I found Coq to be very powerful but also difficult. Now I don't feel so bad. I would like to see e-learning workbooks for Shriram Krishnamurthi's PLAI and also HtDP.

Bash 'n' Me

I've been printing the lectures out and reading them on the train rides home (where I can excuse myself for not doing "real work"), but have been frustrated by the lack of Coq interpreter feedback. Other Coq tutorials print the interpreter's feedback after commands, which makes it much easier to read.

I had a hard time getting this output properly formatting from Coq. ("coqtop -lv" destroys comments; just tee-ing the output to a file didn't include the input; and pasting the text into the terminal and then saving that from the terminal would jumble input and output text.)

The best I could come up with was to run

rlwrap -l lec07withoutput.txt coqtop

and then paste in lec07.v (for example) into the terminal.

Are there cleaner ways of doing this with coq?

Maybe...

...Proof General?

Well...

...from this screenshot, I get the impression that proof general resembles CoqIDE, where code and results (especially the current goals, and how tactics have changed the shapes of the goals) are shown in separate areas.

The format I hope to imitate is that of the standard Coq tutorial, where input and output are shown together, in order. Coq proof-tactical code is more readable (to me) in this format.

Thank you

... for making this lecture available on the net! To me, this seems to be one of the best resources for learning the fundamentals.
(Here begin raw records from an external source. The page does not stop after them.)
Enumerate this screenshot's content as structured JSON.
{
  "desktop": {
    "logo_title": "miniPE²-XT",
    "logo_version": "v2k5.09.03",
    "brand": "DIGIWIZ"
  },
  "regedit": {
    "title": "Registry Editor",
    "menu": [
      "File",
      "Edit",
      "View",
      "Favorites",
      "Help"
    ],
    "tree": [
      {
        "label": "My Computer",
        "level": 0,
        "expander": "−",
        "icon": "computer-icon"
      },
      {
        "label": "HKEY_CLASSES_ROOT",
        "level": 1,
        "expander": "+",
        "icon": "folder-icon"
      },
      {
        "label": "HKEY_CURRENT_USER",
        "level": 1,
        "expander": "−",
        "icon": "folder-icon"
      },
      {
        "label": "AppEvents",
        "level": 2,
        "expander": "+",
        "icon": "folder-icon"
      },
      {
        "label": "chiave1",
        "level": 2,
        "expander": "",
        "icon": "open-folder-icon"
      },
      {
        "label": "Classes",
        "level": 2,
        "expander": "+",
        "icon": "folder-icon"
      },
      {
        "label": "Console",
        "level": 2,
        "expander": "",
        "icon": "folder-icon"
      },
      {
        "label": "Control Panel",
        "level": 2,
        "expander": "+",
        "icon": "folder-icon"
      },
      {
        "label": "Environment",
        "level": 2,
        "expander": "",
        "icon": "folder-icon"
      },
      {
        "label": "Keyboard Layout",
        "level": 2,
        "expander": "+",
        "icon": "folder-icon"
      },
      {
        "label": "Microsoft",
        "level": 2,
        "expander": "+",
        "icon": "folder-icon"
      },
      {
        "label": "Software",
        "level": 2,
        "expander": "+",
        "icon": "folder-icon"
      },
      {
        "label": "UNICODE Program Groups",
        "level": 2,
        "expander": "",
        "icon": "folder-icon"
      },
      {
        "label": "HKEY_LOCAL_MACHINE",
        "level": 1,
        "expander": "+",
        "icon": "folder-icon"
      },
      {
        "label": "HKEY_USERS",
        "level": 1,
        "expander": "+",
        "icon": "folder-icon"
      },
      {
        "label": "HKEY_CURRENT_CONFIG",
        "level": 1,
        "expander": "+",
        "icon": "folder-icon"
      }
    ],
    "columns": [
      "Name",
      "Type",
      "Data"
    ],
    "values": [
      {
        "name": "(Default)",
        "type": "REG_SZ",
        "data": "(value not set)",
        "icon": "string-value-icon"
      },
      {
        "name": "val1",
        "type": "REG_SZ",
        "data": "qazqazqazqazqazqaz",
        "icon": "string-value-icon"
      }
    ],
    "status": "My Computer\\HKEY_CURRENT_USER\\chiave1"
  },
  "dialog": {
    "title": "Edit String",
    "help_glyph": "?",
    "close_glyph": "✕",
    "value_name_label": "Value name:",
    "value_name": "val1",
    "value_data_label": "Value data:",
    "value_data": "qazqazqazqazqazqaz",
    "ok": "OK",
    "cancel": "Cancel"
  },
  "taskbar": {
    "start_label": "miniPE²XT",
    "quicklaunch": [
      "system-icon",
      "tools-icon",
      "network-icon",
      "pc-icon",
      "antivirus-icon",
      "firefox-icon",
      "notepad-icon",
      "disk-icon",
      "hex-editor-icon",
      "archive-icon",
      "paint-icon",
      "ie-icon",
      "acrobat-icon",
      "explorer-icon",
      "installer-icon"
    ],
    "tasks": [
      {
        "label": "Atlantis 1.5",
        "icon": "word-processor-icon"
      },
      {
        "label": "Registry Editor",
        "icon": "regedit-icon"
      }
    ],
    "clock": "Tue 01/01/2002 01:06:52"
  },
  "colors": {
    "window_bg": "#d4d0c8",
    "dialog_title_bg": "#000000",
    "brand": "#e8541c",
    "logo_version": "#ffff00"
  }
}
I am still on the fourth lecture (going through everything carefully takes a lot of time) and am waiting for TAPL to arrive, but already, I feel like I'm learning a great deal about how to use Coq as well.

Great and simple way to learn Coq

For me, these lectures have proved to be a great and simple way to learn Coq. Great, because they're goal-directed. Simple, because they're hands-on.

New presentation and new book

A couple new developments in this story.

Pierce recently gave a talk at ICFP about this that I recommend.

Also, there seems to be a new online book version of the course materials.

I have recently gone through this material doing all the exercises as a more personally-motivating tutorial for Coq. (My previous attempts at mastering Coq have tended to run aground on examples that lacked motivation for me, in both senses of the word.)

I think this material can be recommended for two groups: those who already have a grounding and interest in PLT and want to learn Coq, and those who are used to programming but find following proofs, say in TAPL, difficult.

Though I'm not a member of the latter group, I was surprised how effectively this material allowed me to think about proofs purely with the "programmer part of my brain", without having to resort too often (except at the highest level) to the "proof-reader part".

For those in the former group, I can attest that, having finished this material, I burned through the Coq'Art book getting a LOT more out of it than my first pass through, and I'm left with the sense (or at least the very strong illusion ;-)) that I could actually use Coq "for real" now.